U.S. Bancorp to Expense Options, Restate Profits

U.S. Bancorp said Thursday it will adopt the "fair value" accounting method for stock options and, as a result, will restate earnings dating back to 1994.

In a press release, the Minneapolis company said it would cut 6 cents from its 2003 and 2002 earnings, but it did not provide details for the other years.

U.S. Bancorp earned $1.84 a share in 2002 and is expected to report 2003 earnings of $1.99 a share this month. Expensing stock options would lower each of those figures by approximately 3%. The "fair value" method requires companies to treat the estimated value of all employee stock options as a compensation expense on its income statement.

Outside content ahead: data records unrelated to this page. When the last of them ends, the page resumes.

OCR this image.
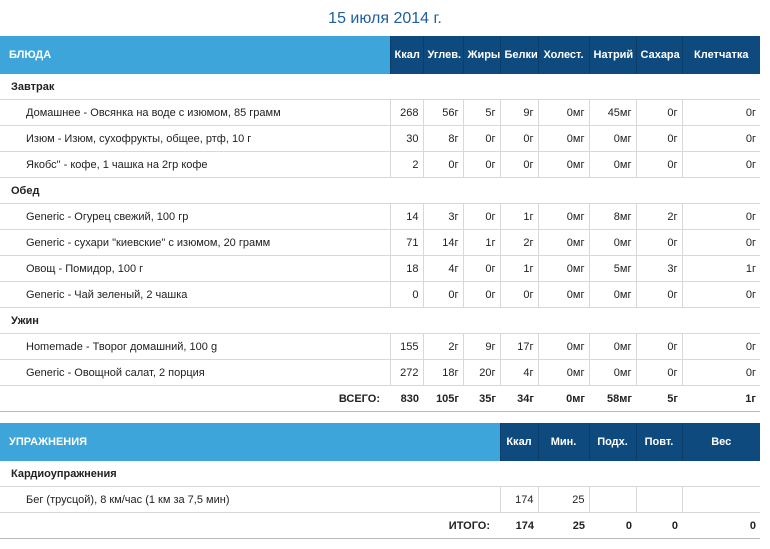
15 июля 2014 г.
БЛЮДА	Ккал	Углев.	Жиры	Белки	Холест.	Натрий	Сахара	Клетчатка
Завтрак								
Домашнее - Овсянка на воде с изюмом, 85 грамм	268	56г	5г	9г	0мг	45мг	0г	0г
Изюм - Изюм, сухофрукты, общее, ртф, 10 г	30	8г	0г	0г	0мг	0мг	0г	0г
Якобс" - кофе, 1 чашка на 2гр кофе	2	0г	0г	0г	0мг	0мг	0г	0г
Обед								
Generic - Огурец свежий, 100 гр	14	3г	0г	1г	0мг	8мг	2г	0г
Generic - сухари "киевские" с изюмом, 20 грамм	71	14г	1г	2г	0мг	0мг	0г	0г
Овощ - Помидор, 100 г	18	4г	0г	1г	0мг	5мг	3г	1г
Generic - Чай зеленый, 2 чашка	0	0г	0г	0г	0мг	0мг	0г	0г
Ужин								
Homemade - Творог домашний, 100 g	155	2г	9г	17г	0мг	0мг	0г	0г
Generic - Овощной салат, 2 порция	272	18г	20г	4г	0мг	0мг	0г	0г
ВСЕГО:	830	105г	35г	34г	0мг	58мг	5г	1г
УПРАЖНЕНИЯ		Ккал	Мин.	Подх.	Повт.	Вес
Кардиоупражнения						
Бег (трусцой), 8 км/час (1 км за 7,5 мин)		174	25			
ИТОГО:		174	25	0	0	0
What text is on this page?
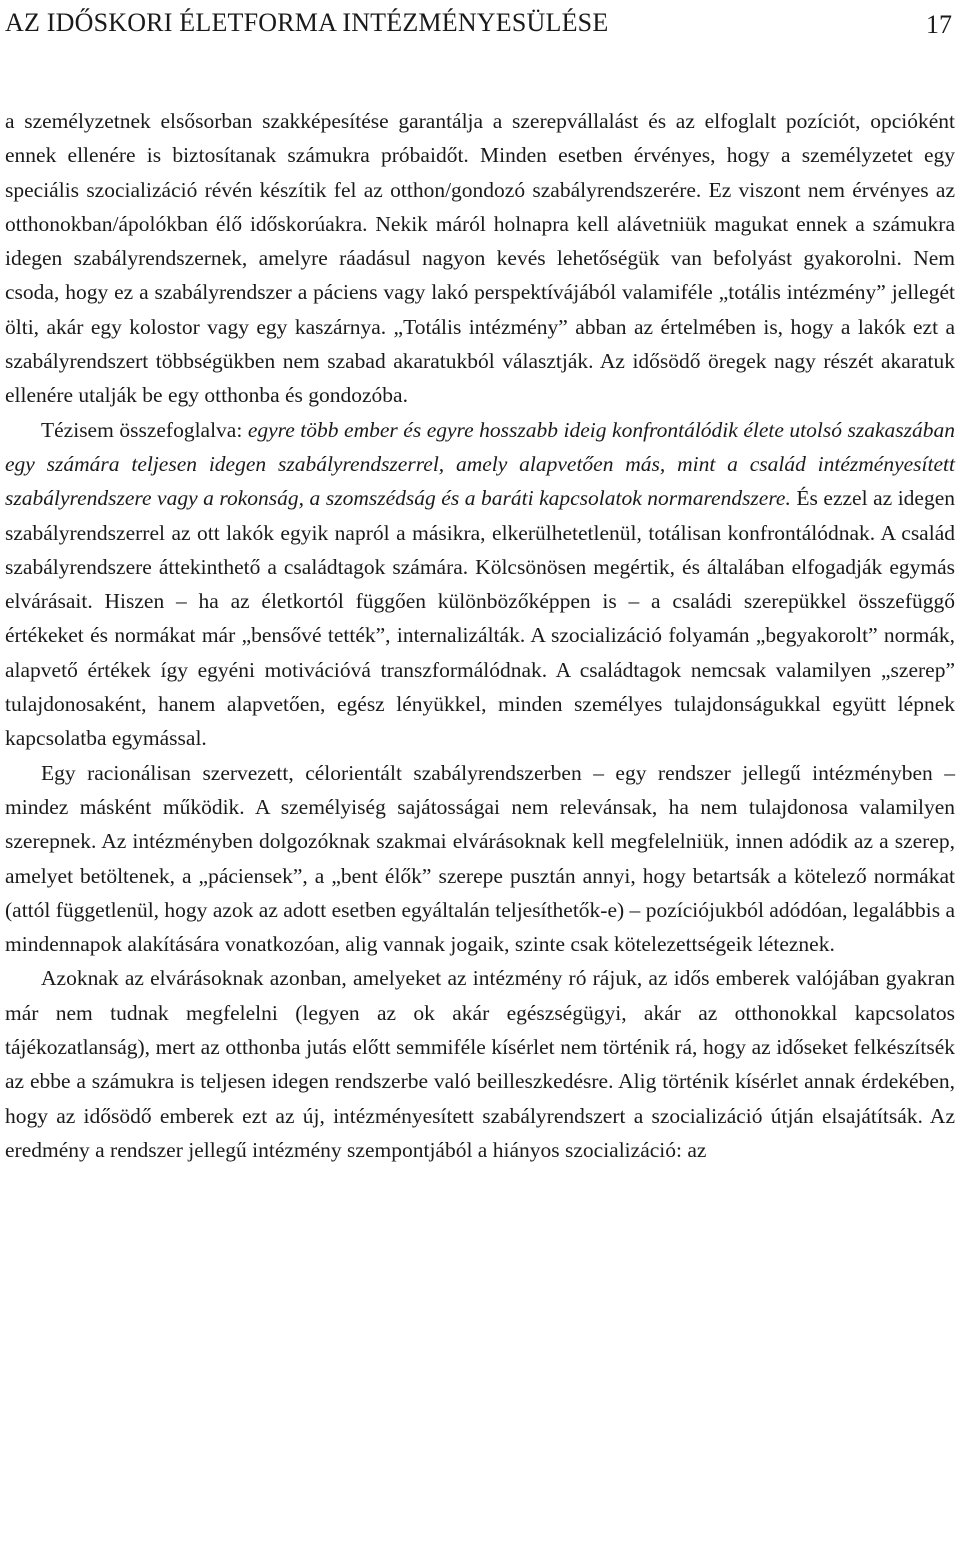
AZ IDŐSKORI ÉLETFORMA INTÉZMÉNYESÜLÉSE	17

a személyzetnek elsősorban szakképesítése garantálja a szerepvállalást és az elfoglalt pozíciót, opcióként ennek ellenére is biztosítanak számukra próbaidőt. Minden esetben érvényes, hogy a személyzetet egy speciális szocializáció révén készítik fel az otthon/gondozó szabályrendszerére. Ez viszont nem érvényes az otthonokban/ápolókban élő időskorúakra. Nekik máról holnapra kell alávetniük magukat ennek a számukra idegen szabályrendszernek, amelyre ráadásul nagyon kevés lehetőségük van befolyást gyakorolni. Nem csoda, hogy ez a szabályrendszer a páciens vagy lakó perspektívájából valamiféle „totális intézmény” jellegét ölti, akár egy kolostor vagy egy kaszárnya. „Totális intézmény” abban az értelmében is, hogy a lakók ezt a szabályrendszert többségükben nem szabad akaratukból választják. Az idősödő öregek nagy részét akaratuk ellenére utalják be egy otthonba és gondozóba.

Tézisem összefoglalva: egyre több ember és egyre hosszabb ideig konfrontálódik élete utolsó szakaszában egy számára teljesen idegen szabályrendszerrel, amely alapvetően más, mint a család intézményesített szabályrendszere vagy a rokonság, a szomszédság és a baráti kapcsolatok normarendszere. És ezzel az idegen szabályrendszerrel az ott lakók egyik napról a másikra, elkerülhetetlenül, totálisan konfrontálódnak. A család szabályrendszere áttekinthető a családtagok számára. Kölcsönösen megértik, és általában elfogadják egymás elvárásait. Hiszen – ha az életkortól függően különbözőképpen is – a családi szerepükkel összefüggő értékeket és normákat már „bensővé tették”, internalizálták. A szocializáció folyamán „begyakorolt” normák, alapvető értékek így egyéni motivációvá transzformálódnak. A családtagok nemcsak valamilyen „szerep” tulajdonosaként, hanem alapvetően, egész lényükkel, minden személyes tulajdonságukkal együtt lépnek kapcsolatba egymással.

Egy racionálisan szervezett, célorientált szabályrendszerben – egy rendszer jellegű intézményben – mindez másként működik. A személyiség sajátosságai nem relevánsak, ha nem tulajdonosa valamilyen szerepnek. Az intézményben dolgozóknak szakmai elvárásoknak kell megfelelniük, innen adódik az a szerep, amelyet betöltenek, a „páciensek”, a „bent élők” szerepe pusztán annyi, hogy betartsák a kötelező normákat (attól függetlenül, hogy azok az adott esetben egyáltalán teljesíthetők-e) – pozíciójukból adódóan, legalábbis a mindennapok alakítására vonatkozóan, alig vannak jogaik, szinte csak kötelezettségeik léteznek.

Azoknak az elvárásoknak azonban, amelyeket az intézmény ró rájuk, az idős emberek valójában gyakran már nem tudnak megfelelni (legyen az ok akár egészségügyi, akár az otthonokkal kapcsolatos tájékozatlanság), mert az otthonba jutás előtt semmiféle kísérlet nem történik rá, hogy az időseket felkészítsék az ebbe a számukra is teljesen idegen rendszerbe való beilleszkedésre. Alig történik kísérlet annak érdekében, hogy az idősödő emberek ezt az új, intézményesített szabályrendszert a szocializáció útján elsajátítsák. Az eredmény a rendszer jellegű intézmény szempontjából a hiányos szocializáció: az
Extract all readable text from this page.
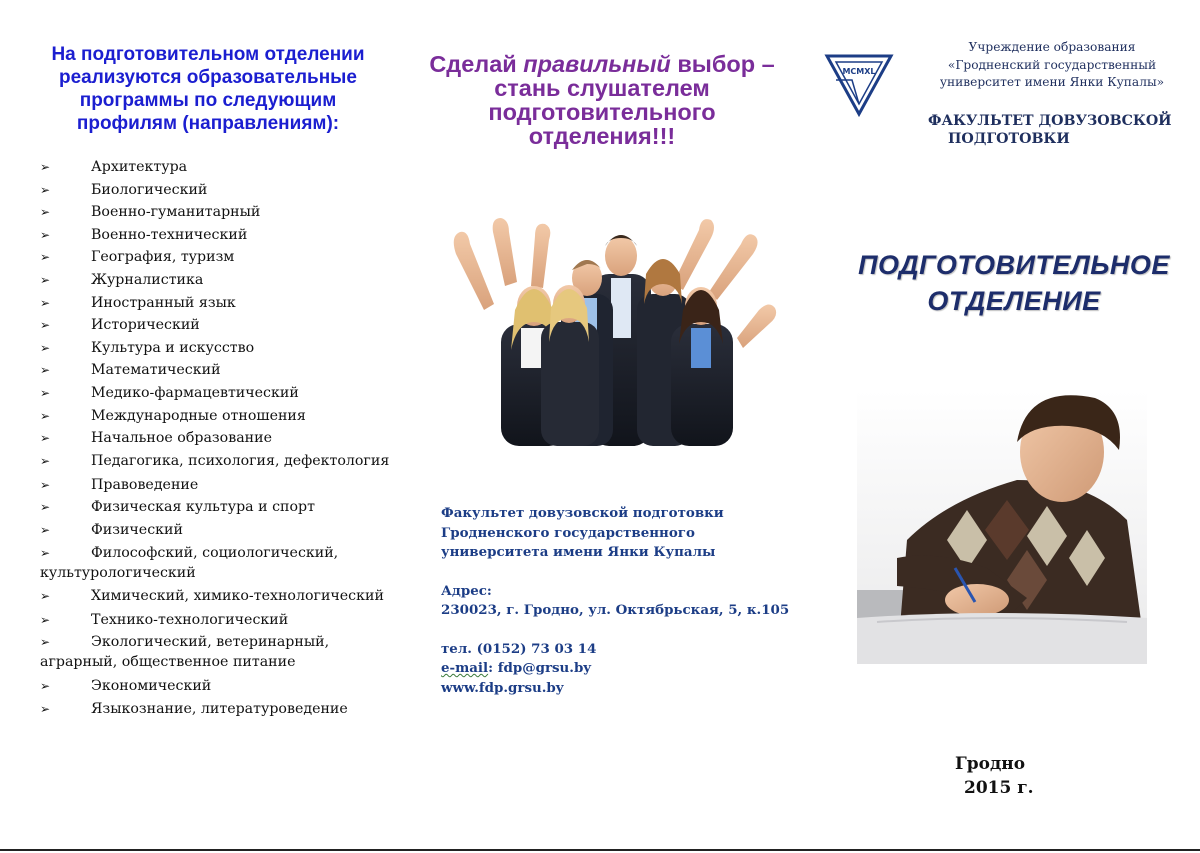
На подготовительном отделении реализуются образовательные программы по следующим профилям (направлениям):
➢	Архитектура
➢	Биологический
➢	Военно-гуманитарный
➢	Военно-технический
➢	География, туризм
➢	Журналистика
➢	Иностранный язык
➢	Исторический
➢	Культура и искусство
➢	Математический
➢	Медико-фармацевтический
➢	Международные отношения
➢	Начальное образование
➢	Педагогика, психология, дефектология
➢	Правоведение
➢	Физическая культура и спорт
➢	Физический
➢	Философский, социологический, культурологический
➢	Химический, химико-технологический
➢	Технико-технологический
➢	Экологический, ветеринарный, аграрный, общественное питание
➢	Экономический
➢	Языкознание, литературоведение
Сделай правильный выбор – стань слушателем подготовительного отделения!!!
Факультет довузовской подготовки
Гродненского государственного
университета имени Янки Купалы
Адрес:
230023, г. Гродно, ул. Октябрьская, 5, к.105
тел. (0152) 73 03 14
e-mail: fdp@grsu.by
www.fdp.grsu.by
MCMXL
Учреждение образования
«Гродненский государственный
университет имени Янки Купалы»
ФАКУЛЬТЕТ ДОВУЗОВСКОЙ
ПОДГОТОВКИ
ПОДГОТОВИТЕЛЬНОЕ
ОТДЕЛЕНИЕ
Гродно
2015 г.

Analysts said even though they were not expecting U.S. Bancorp to make the announcement yet regarding the expensing of options, but it had already disclosed in its annual filing with Securities and Exchange Commission last year how such a move could affect earnings.

Jason Goldberg, an analyst with Lehman Brothers, said the move likely will not hurt the bank's stock price.

However, Gerard Cassidy, an analyst with Royal Bank of Canada's RBC Capital Markets, said that the stock could take a hit, since the price will not look as cheap on an earnings basis. "There will be some impact, but I don't think the stock will drop materially on the news."

And Peter Winters, an analyst with Mony Group Inc.'s Advest Inc., said he is likely to lower his 2004 estimates, though he said the impact on stock price should be minimal.

Steven Wharton, an analyst with Loomis Sayles & Co., pointed out that while their earnings per share would go down as a result of the decision to expense stock options retroactively, their capital levels would go up.

This will lead the company to buy back more stocks, he added. Doing so could help blunt the impact of the expensing decision on earnings per share a little bit this year, he said.

Companies are not required to expense their stock-based compensation, though several have voluntarily started including the expense in their income statements as transparency has become an issue in the last couple years. FleetBoston Financial Corp., Bank of New York Co., and Mellon Financial Corp. were among the first banks to expense stock-based compensation. Other banks, including Wells Fargo & Co. and Fifth Third Bancorp, have yet to make the move.

On Thursday, U.S. Bancorp's stock lost 0.6%, to $28.22.